Folge: 1131 | 10. Mai 2020 | Sender: NDR | Regie: Hüseyin Tabak

Bild: NDR/Gordon Timpen

So war der Tatort:

Drastisch-dramatisch.

Denn Borowski und der Fluch der weißen Möwe beginnt mit einem doppelten Paukenschlag, dessen Dramatik in der jüngeren Tatort-Geschichte ihresgleichen sucht: Die vier Polizeischüler Nasrin (Soma Pysall), Sandro (Louis Held), Leroy (Stefan „Sero“ Hergli) und Tobias (Enno Trebs, Damian) üben gerade das Fahren mit Blaulicht, als sie ein Notruf erreicht – doch das Leben der jungen Jule (Caro Cult), die sich alkoholisiert vom Dach eines Hochhauses stürzt, können sie nicht mehr retten.

Am nächsten Tag in der Polizeischule kommt es noch dicker: Vor den Augen der Kieler Hauptkommissare Klaus Borowski (Axel Milberg) und Mila Sahin (Almila Bagriacik), die dort ein Seminar leiten, sticht Nasrin bei einem Rollenspiel plötzlich Sandro nieder – der angehende Polizist verblutet vor Ort und lässt neben den Ermittlern auch zwei Dutzend Polizeischüler geschockt zurück.
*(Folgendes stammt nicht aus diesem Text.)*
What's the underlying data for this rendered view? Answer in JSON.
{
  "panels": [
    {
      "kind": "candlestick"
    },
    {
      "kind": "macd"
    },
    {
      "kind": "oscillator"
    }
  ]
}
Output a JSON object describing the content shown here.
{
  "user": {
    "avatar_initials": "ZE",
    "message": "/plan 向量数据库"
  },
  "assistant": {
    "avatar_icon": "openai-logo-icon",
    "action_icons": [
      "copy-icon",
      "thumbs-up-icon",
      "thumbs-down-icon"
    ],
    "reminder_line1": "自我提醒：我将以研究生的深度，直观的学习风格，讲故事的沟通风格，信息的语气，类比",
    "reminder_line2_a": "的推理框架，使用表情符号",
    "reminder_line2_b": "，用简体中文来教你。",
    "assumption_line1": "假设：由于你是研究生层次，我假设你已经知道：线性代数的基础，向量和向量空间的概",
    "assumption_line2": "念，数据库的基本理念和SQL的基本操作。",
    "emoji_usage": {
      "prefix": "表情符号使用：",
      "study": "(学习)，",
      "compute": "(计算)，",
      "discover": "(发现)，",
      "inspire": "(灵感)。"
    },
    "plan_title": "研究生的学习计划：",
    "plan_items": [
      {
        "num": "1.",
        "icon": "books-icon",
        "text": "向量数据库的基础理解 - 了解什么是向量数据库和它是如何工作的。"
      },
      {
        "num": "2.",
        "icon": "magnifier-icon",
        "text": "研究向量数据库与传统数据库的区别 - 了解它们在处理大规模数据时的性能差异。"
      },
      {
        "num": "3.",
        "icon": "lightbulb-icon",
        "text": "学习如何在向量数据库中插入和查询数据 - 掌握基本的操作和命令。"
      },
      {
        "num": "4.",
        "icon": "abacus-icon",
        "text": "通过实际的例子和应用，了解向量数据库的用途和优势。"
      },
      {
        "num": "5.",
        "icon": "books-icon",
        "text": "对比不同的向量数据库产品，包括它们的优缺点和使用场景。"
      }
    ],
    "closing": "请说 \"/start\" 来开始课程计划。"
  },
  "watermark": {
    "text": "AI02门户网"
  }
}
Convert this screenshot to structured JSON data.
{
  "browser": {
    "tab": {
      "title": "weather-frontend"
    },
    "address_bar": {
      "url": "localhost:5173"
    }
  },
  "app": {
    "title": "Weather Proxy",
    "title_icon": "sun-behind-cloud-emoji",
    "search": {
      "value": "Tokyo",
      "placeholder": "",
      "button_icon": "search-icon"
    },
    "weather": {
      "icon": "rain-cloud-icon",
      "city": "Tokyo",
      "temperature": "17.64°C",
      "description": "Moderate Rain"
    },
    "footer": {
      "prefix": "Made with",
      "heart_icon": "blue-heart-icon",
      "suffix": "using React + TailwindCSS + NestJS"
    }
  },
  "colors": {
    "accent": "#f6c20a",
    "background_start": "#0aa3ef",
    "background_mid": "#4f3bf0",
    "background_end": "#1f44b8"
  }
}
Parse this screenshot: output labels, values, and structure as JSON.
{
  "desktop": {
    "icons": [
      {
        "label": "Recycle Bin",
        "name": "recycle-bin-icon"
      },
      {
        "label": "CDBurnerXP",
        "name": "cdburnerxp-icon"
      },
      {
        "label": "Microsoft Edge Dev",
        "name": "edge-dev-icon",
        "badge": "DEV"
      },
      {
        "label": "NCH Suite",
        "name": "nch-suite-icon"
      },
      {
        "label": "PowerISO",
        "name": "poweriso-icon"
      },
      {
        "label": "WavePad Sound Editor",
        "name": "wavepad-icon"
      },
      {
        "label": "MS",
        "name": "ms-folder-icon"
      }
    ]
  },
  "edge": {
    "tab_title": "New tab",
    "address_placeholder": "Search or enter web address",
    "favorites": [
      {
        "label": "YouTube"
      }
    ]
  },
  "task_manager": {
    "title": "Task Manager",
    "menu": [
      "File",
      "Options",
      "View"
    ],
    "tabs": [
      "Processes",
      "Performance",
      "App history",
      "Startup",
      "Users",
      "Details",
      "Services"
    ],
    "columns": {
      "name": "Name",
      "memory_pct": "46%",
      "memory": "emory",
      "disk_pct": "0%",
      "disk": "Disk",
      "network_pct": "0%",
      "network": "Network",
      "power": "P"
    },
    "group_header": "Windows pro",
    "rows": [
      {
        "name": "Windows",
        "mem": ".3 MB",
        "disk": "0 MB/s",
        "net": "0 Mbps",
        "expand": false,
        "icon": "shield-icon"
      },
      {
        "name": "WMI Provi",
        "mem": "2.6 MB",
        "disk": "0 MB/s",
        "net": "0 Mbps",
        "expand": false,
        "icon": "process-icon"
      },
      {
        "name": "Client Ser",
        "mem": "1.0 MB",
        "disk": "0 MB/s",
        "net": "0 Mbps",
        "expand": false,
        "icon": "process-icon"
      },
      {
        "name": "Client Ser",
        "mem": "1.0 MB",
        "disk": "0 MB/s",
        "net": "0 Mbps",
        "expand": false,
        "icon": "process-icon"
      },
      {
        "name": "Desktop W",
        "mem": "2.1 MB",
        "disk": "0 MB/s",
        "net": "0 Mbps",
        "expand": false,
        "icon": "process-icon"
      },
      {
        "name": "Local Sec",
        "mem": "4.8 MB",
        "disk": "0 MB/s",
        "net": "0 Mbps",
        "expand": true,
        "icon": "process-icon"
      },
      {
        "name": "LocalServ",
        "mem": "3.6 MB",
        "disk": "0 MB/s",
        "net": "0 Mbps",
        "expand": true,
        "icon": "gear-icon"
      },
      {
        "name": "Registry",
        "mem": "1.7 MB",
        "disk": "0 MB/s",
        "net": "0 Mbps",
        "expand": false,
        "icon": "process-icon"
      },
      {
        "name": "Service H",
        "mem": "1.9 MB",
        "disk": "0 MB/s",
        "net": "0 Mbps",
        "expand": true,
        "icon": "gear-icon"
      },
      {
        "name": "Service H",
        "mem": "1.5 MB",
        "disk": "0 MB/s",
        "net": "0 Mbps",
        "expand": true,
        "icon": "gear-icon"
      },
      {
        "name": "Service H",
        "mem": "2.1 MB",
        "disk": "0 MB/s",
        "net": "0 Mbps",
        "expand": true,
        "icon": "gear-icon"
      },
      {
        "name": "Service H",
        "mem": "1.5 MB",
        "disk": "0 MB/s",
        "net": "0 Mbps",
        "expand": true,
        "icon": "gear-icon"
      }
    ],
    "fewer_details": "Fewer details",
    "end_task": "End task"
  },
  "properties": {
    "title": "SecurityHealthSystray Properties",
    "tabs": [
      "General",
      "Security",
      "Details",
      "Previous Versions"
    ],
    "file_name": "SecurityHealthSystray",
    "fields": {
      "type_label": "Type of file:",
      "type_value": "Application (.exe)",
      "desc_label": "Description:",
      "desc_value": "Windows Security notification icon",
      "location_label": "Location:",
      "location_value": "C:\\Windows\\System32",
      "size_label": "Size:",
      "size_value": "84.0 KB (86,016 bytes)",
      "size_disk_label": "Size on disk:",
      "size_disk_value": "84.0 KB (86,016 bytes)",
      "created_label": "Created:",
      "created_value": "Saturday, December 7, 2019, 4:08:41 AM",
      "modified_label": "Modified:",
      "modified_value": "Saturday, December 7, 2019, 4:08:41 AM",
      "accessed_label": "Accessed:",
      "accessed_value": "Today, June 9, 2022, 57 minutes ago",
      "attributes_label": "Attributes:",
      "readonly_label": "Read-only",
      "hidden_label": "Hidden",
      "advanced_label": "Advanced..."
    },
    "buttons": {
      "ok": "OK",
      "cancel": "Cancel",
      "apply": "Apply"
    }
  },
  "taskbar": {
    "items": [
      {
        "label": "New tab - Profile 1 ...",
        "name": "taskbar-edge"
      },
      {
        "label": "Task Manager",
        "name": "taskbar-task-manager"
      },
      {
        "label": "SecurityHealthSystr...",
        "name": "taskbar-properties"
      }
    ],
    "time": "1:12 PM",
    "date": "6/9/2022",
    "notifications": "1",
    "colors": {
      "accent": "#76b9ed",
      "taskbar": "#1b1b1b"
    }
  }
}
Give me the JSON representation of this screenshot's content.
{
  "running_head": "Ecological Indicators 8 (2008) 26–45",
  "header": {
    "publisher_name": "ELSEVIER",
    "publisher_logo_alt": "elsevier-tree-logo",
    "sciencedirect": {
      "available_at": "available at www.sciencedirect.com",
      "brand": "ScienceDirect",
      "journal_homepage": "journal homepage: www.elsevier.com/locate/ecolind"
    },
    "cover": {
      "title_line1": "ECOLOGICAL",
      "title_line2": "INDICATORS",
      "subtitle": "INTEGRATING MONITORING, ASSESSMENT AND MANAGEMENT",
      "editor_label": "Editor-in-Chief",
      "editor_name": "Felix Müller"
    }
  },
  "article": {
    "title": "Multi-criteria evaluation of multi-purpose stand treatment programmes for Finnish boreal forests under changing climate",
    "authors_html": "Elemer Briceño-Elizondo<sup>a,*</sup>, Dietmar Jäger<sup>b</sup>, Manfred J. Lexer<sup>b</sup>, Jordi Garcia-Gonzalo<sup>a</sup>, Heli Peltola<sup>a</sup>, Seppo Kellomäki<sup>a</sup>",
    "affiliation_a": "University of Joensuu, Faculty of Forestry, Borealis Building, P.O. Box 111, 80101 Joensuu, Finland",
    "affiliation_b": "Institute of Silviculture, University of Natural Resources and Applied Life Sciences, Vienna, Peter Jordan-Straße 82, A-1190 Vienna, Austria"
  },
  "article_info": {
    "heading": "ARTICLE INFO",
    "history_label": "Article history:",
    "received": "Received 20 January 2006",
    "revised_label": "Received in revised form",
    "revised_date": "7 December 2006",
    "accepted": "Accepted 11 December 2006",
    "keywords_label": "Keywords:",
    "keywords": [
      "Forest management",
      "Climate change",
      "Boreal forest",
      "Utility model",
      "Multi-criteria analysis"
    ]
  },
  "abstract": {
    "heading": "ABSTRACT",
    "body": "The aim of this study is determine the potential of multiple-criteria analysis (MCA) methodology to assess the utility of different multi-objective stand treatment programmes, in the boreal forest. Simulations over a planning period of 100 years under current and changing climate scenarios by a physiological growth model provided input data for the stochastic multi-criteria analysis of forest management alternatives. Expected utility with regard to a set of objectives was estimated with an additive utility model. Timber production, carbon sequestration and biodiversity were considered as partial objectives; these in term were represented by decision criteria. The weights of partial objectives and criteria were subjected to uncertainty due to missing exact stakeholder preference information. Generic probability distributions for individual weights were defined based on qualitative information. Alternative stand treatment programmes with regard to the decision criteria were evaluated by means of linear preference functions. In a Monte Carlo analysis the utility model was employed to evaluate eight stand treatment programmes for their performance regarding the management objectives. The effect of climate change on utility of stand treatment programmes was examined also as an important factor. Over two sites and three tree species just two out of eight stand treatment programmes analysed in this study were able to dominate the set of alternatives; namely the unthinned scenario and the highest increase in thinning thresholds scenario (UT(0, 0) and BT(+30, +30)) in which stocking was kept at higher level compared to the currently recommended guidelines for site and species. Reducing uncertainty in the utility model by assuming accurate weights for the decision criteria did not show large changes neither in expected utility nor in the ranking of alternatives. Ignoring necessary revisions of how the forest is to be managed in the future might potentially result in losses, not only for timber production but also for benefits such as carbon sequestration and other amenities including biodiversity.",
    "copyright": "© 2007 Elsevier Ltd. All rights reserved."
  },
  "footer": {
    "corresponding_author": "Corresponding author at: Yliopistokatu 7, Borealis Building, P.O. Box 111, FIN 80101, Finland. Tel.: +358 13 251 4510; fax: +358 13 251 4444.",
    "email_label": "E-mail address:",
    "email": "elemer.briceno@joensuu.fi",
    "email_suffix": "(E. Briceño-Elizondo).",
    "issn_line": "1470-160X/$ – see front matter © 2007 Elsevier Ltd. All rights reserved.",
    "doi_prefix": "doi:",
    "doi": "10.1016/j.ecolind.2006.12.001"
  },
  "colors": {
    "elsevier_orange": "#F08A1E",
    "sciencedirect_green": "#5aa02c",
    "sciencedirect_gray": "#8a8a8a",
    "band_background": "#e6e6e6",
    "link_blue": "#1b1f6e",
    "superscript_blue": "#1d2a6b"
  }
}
Was für drastische Bilder – was für ein Auftakt!

Die Täterfrage wird in Kiel – wir erinnern uns an Borowski und der stille Gast oder Borowski und das Glück der Anderen – einmal mehr nicht gestellt und es geht bei der Auflösung nicht um das Wer, sondern um das Warum. Auf dem Weg dorthin bedient sich Borowski unkonventioneller Methoden: Er bittet Nasrin zum Boxtraining und provoziert sie mit einem Wort, das bei der Polizeischülerin ein echter Trigger zu sein scheint.


BOROWSKI:
Na los! Zeig’s mir, du Ficki-Micki-Bitch!

Die Drehbuchautoren Eva Zahn und Volker A. Zahn, die in den vergangenen Jahren vier weitere Geschichten für die Krimireihe konzipierten (zuletzt Borowski und die Kinder von Gaarden), haben einen rätselhaft-reizvollen Fall geschrieben, den Regisseur und Tatort-Debütant Hüseyin Tabak stimmungsvoll in Szene setzt.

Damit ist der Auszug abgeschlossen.